I don't think there is a right way or wrong way to cope with illnesses. Just different approaches and we might use all of them at different times. I think most of us find a style or two that we prefer and use those more than the rest, but learning to cope and manage our illnesses and feelings are crucial to how we present ourselves to others. Our family may certainly have preferences in how we present ourselves, but it is our illness, our feelings and our choice in the end.

Daggar
03-12-2011, 10:39 AM
It is like old fishermen trying to top each others stories and they relish having the biggest, baddest medical problem. It is like "that's nothing, I can top that".

too funny.... reminds me of watching "grumpy old men"... a classic!

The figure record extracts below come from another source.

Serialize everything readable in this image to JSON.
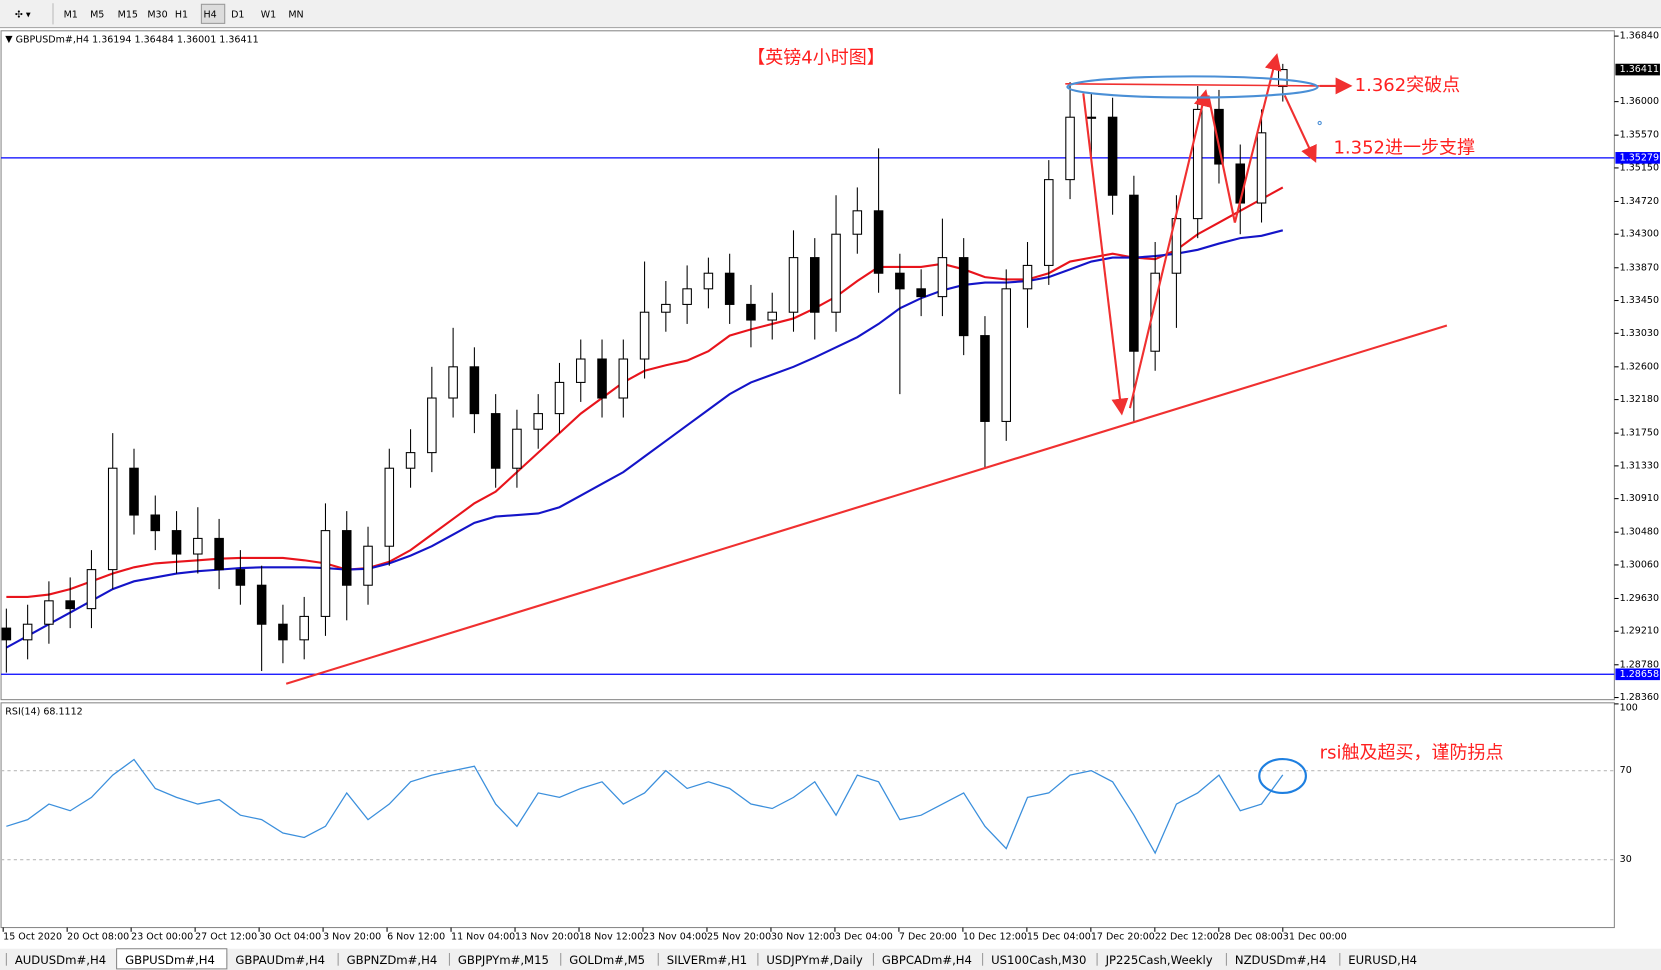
{
  "toolbar": {
    "timeframes": [
      "M1",
      "M5",
      "M15",
      "M30",
      "H1",
      "H4",
      "D1",
      "W1",
      "MN"
    ],
    "active": 5
  },
  "tabs": {
    "items": [
      "AUDUSDm#,H4",
      "GBPUSDm#,H4",
      "GBPAUDm#,H4",
      "GBPNZDm#,H4",
      "GBPJPYm#,M15",
      "GOLDm#,M5",
      "SILVERm#,H1",
      "USDJPYm#,Daily",
      "GBPCADm#,H4",
      "US100Cash,M30",
      "JP225Cash,Weekly",
      "NZDUSDm#,H4",
      "EURUSD,H4"
    ],
    "active": 1
  },
  "chart_data": [
    {
      "type": "candlestick",
      "title": "GBPUSDm#,H4",
      "categories": [
        "15 Oct 2020",
        null,
        null,
        "20 Oct 08:00",
        null,
        null,
        "23 Oct 00:00",
        null,
        null,
        "27 Oct 12:00",
        null,
        null,
        "30 Oct 04:00",
        null,
        null,
        "3 Nov 20:00",
        null,
        null,
        "6 Nov 12:00",
        null,
        null,
        "11 Nov 04:00",
        null,
        null,
        "13 Nov 20:00",
        null,
        null,
        "18 Nov 12:00",
        null,
        null,
        "23 Nov 04:00",
        null,
        null,
        "25 Nov 20:00",
        null,
        null,
        "30 Nov 12:00",
        null,
        null,
        "3 Dec 04:00",
        null,
        null,
        "7 Dec 20:00",
        null,
        null,
        "10 Dec 12:00",
        null,
        null,
        "15 Dec 04:00",
        null,
        null,
        "17 Dec 20:00",
        null,
        null,
        "22 Dec 12:00",
        null,
        null,
        "28 Dec 08:00",
        null,
        null,
        "31 Dec 00:00"
      ],
      "open": [
        1.2925,
        1.291,
        1.293,
        1.296,
        1.295,
        1.3,
        1.313,
        1.307,
        1.305,
        1.302,
        1.304,
        1.3,
        1.298,
        1.293,
        1.291,
        1.294,
        1.305,
        1.298,
        1.303,
        1.313,
        1.315,
        1.322,
        1.326,
        1.32,
        1.313,
        1.318,
        1.32,
        1.324,
        1.327,
        1.322,
        1.327,
        1.333,
        1.334,
        1.336,
        1.338,
        1.334,
        1.332,
        1.333,
        1.34,
        1.333,
        1.343,
        1.346,
        1.338,
        1.336,
        1.335,
        1.34,
        1.33,
        1.319,
        1.336,
        1.339,
        1.35,
        1.358,
        1.358,
        1.348,
        1.328,
        1.338,
        1.345,
        1.359,
        1.352,
        1.347,
        1.36194
      ],
      "high": [
        1.295,
        1.2955,
        1.2985,
        1.299,
        1.3025,
        1.3175,
        1.3155,
        1.3095,
        1.3075,
        1.308,
        1.3065,
        1.3025,
        1.3005,
        1.2955,
        1.2965,
        1.3085,
        1.3075,
        1.3055,
        1.3155,
        1.318,
        1.326,
        1.331,
        1.3285,
        1.3225,
        1.3205,
        1.3225,
        1.3265,
        1.3295,
        1.3295,
        1.3295,
        1.3395,
        1.337,
        1.339,
        1.34,
        1.3405,
        1.3365,
        1.3355,
        1.3435,
        1.3425,
        1.348,
        1.349,
        1.354,
        1.3405,
        1.3385,
        1.345,
        1.3425,
        1.3325,
        1.3385,
        1.342,
        1.3525,
        1.3625,
        1.361,
        1.3605,
        1.3505,
        1.342,
        1.348,
        1.362,
        1.3615,
        1.3545,
        1.359,
        1.36484
      ],
      "low": [
        1.2868,
        1.2885,
        1.2905,
        1.2925,
        1.2925,
        1.2975,
        1.3045,
        1.3025,
        1.2995,
        1.2995,
        1.2975,
        1.2955,
        1.287,
        1.288,
        1.2885,
        1.2915,
        1.2935,
        1.2955,
        1.3005,
        1.3105,
        1.3125,
        1.3195,
        1.3175,
        1.3105,
        1.3105,
        1.3155,
        1.3175,
        1.3215,
        1.3195,
        1.3195,
        1.3245,
        1.3305,
        1.3315,
        1.3335,
        1.3315,
        1.3285,
        1.3295,
        1.3305,
        1.3295,
        1.3305,
        1.3405,
        1.3355,
        1.3225,
        1.3325,
        1.3325,
        1.3275,
        1.313,
        1.3165,
        1.331,
        1.3365,
        1.3475,
        1.353,
        1.3455,
        1.319,
        1.3255,
        1.331,
        1.3425,
        1.3495,
        1.343,
        1.3445,
        1.36001
      ],
      "close": [
        1.291,
        1.293,
        1.296,
        1.295,
        1.3,
        1.313,
        1.307,
        1.305,
        1.302,
        1.304,
        1.3,
        1.298,
        1.293,
        1.291,
        1.294,
        1.305,
        1.298,
        1.303,
        1.313,
        1.315,
        1.322,
        1.326,
        1.32,
        1.313,
        1.318,
        1.32,
        1.324,
        1.327,
        1.322,
        1.327,
        1.333,
        1.334,
        1.336,
        1.338,
        1.334,
        1.332,
        1.333,
        1.34,
        1.333,
        1.343,
        1.346,
        1.338,
        1.336,
        1.335,
        1.34,
        1.33,
        1.319,
        1.336,
        1.339,
        1.35,
        1.358,
        1.358,
        1.348,
        1.328,
        1.338,
        1.345,
        1.359,
        1.352,
        1.347,
        1.356,
        1.36411
      ],
      "lines": [
        {
          "color": "#e8141c",
          "values": [
            1.2965,
            1.2965,
            1.2968,
            1.2975,
            1.2985,
            1.2995,
            1.3003,
            1.3008,
            1.301,
            1.3012,
            1.3014,
            1.3015,
            1.3015,
            1.3015,
            1.3012,
            1.3008,
            1.3,
            1.3002,
            1.301,
            1.3025,
            1.3045,
            1.3065,
            1.3085,
            1.31,
            1.3125,
            1.315,
            1.3175,
            1.32,
            1.322,
            1.324,
            1.3255,
            1.3262,
            1.3268,
            1.328,
            1.33,
            1.3308,
            1.3315,
            1.3322,
            1.3335,
            1.335,
            1.337,
            1.3388,
            1.3388,
            1.3388,
            1.3392,
            1.3385,
            1.3375,
            1.3372,
            1.3372,
            1.338,
            1.3395,
            1.34,
            1.3405,
            1.34,
            1.3398,
            1.341,
            1.343,
            1.3445,
            1.346,
            1.3475,
            1.349
          ]
        },
        {
          "color": "#1414c8",
          "values": [
            1.29,
            1.2915,
            1.293,
            1.2945,
            1.296,
            1.2975,
            1.2985,
            1.299,
            1.2995,
            1.2998,
            1.3,
            1.3002,
            1.3003,
            1.3003,
            1.3003,
            1.3002,
            1.3,
            1.3001,
            1.3008,
            1.3018,
            1.303,
            1.3045,
            1.306,
            1.3068,
            1.307,
            1.3072,
            1.308,
            1.3095,
            1.311,
            1.3125,
            1.3145,
            1.3165,
            1.3185,
            1.3205,
            1.3225,
            1.324,
            1.325,
            1.326,
            1.3272,
            1.3285,
            1.3298,
            1.3315,
            1.3335,
            1.3348,
            1.3358,
            1.3365,
            1.3368,
            1.3368,
            1.337,
            1.3375,
            1.3385,
            1.3395,
            1.34,
            1.34,
            1.3402,
            1.3405,
            1.341,
            1.3418,
            1.3425,
            1.3428,
            1.3435
          ]
        }
      ],
      "levels": [
        {
          "value": 1.35279,
          "color": "#0000ff"
        },
        {
          "value": 1.28658,
          "color": "#0000ff"
        }
      ],
      "ylim": [
        1.28333,
        1.36908
      ],
      "yticks": [
        {
          "value": 1.3684,
          "label": "1.36840"
        },
        {
          "value": 1.36,
          "label": "1.36000"
        },
        {
          "value": 1.3557,
          "label": "1.35570"
        },
        {
          "value": 1.3515,
          "label": "1.35150"
        },
        {
          "value": 1.3472,
          "label": "1.34720"
        },
        {
          "value": 1.343,
          "label": "1.34300"
        },
        {
          "value": 1.3387,
          "label": "1.33870"
        },
        {
          "value": 1.3345,
          "label": "1.33450"
        },
        {
          "value": 1.3303,
          "label": "1.33030"
        },
        {
          "value": 1.326,
          "label": "1.32600"
        },
        {
          "value": 1.3218,
          "label": "1.32180"
        },
        {
          "value": 1.3175,
          "label": "1.31750"
        },
        {
          "value": 1.3133,
          "label": "1.31330"
        },
        {
          "value": 1.3091,
          "label": "1.30910"
        },
        {
          "value": 1.3048,
          "label": "1.30480"
        },
        {
          "value": 1.3006,
          "label": "1.30060"
        },
        {
          "value": 1.2963,
          "label": "1.29630"
        },
        {
          "value": 1.2921,
          "label": "1.29210"
        },
        {
          "value": 1.2878,
          "label": "1.28780"
        },
        {
          "value": 1.2836,
          "label": "1.28360"
        }
      ],
      "grid": false,
      "annotations": [
        "【英镑4小时图】",
        "1.362突破点",
        "1.352进一步支撑",
        "rsi触及超买，谨防拐点"
      ]
    },
    {
      "type": "line",
      "title": "RSI(14)",
      "color": "#3b8fdc",
      "values": [
        45,
        48,
        55,
        52,
        58,
        68,
        75,
        62,
        58,
        55,
        57,
        50,
        48,
        42,
        40,
        45,
        60,
        48,
        55,
        65,
        68,
        70,
        72,
        55,
        45,
        60,
        58,
        62,
        65,
        55,
        60,
        70,
        62,
        65,
        62,
        55,
        53,
        58,
        65,
        50,
        68,
        65,
        48,
        50,
        55,
        60,
        45,
        35,
        58,
        60,
        68,
        70,
        65,
        50,
        33,
        55,
        60,
        68,
        52,
        55,
        68.1112
      ],
      "ylim": [
        0,
        100
      ],
      "yticks": [
        30,
        70,
        100
      ]
    }
  ]
}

I guess I'd be one of those who analyse the hell out of it.... and drive doctors, family and friends over the edge.:rolleyes1:

delorisdoe
03-12-2011, 10:59 AM
I like that. Am not sure where I fit in that analyisis but I do know it is not in the doctor make me better. I'm not in denial either. It all just is an anoyance and an ufortunate turn in my life

NicShaf
03-12-2011, 11:10 AM
Well, on the plus side, you can vent to us here and you never have to see that "poor baby" look on our faces:)

Sangye
03-13-2011, 02:46 AM
Hi Leigh, welcome to the group! Glad you're getting good treatment at this point. I was pretty horrified to see you were on 100mg pred for months. :sad:

I agree with the others that it's good for you to come here and share how you're feeling. You mentioned that you don't like getting pity or sympathy from others. I wonder if you feel that all sympathy is pity? I sure did, for a long time. At any rate, drz is correct in saying that there's no right way to deal with this. Everyone has their own style. :smile1:

jola57
03-21-2011, 05:12 PM
Hi Leigh, welcome from me as well. Venting is how we all met here, so vent and rant away. Pity, there is no getting away from it, at least here everyone knows exactly what you are going thru.
Sangye, I had my oximetry test and I do have apnea. It is just raw data and has not been read by a specialist, but it looks like CPAP fom me:ohmy:. How is the wedge working out?

Sangye
03-22-2011, 02:22 AM
I'm glad they found it, Jolanta. I've gotten used to the wedge. It took a couple months to figure out how to lay on it without falling off or feeling constricted, much less flip from side to side. I've definitely noticed decreased leg/ankle swelling but they still swell up with standing and walking. I've still found ways to snore! It's better than it was, though. I think it's reduced it by about 50%. Basically I think I'll be on the wedge until I can get this weight off someday. That'll clear up the snoring and hopefully the elevated intracranial pressure too.